Filistin Devlet Başkanı Mahmud Abbas, Lübnan'daki Fetih Hareketi içinde kapsamlı bir tasfiye operasyonu başlattı. Abbas, Filistin kamplarındaki silahların teslim edilmesi planına karşı çıkan Lübnan'daki Fetih liderliğini, 'yolsuzluk soruşturması' adı altında görevden alarak yerine doğrudan Ramallah'a bağlı isimleri atıyor.
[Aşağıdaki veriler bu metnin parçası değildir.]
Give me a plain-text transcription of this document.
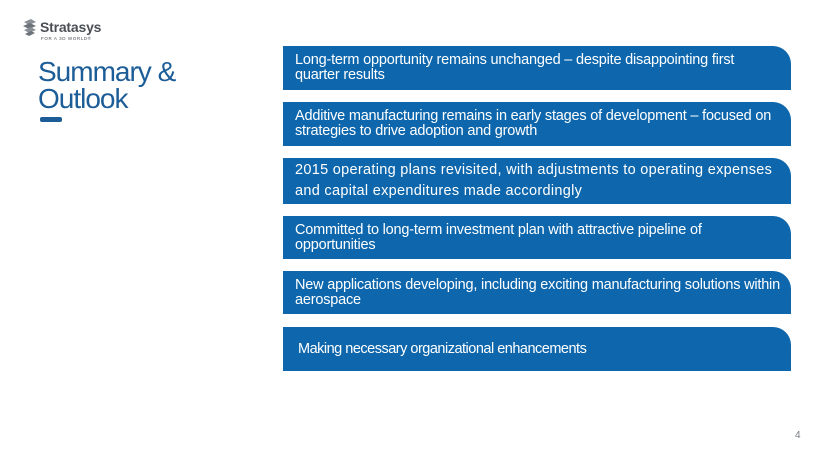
Stratasys
FOR A 3D WORLD®
Summary &
Outlook
Long-term opportunity remains unchanged – despite disappointing first quarter results
Additive manufacturing remains in early stages of development – focused on strategies to drive adoption and growth
2015 operating plans revisited, with adjustments to operating expenses and capital expenditures made accordingly
Committed to long-term investment plan with attractive pipeline of opportunities
New applications developing, including exciting manufacturing solutions within aerospace
Making necessary organizational enhancements
4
YDH - Filistin Devlet Başkanı Mahmud Abbas, el-Fetih'in Lübnan kanadı yönetim kadrosunu bütünüyle değiştirmeyi hedefleyen ve "darbe" olarak nitelendirilen kapsamlı bir operasyon başlattı.
Ramallah yönetimi, "yolsuzlukla mücadele" adı altında yürüttüğü operasyonla, Fetih'in Lübnan'daki tüm karar mekanizmalarını doğrudan kendine bağlamayı amaçlıyor.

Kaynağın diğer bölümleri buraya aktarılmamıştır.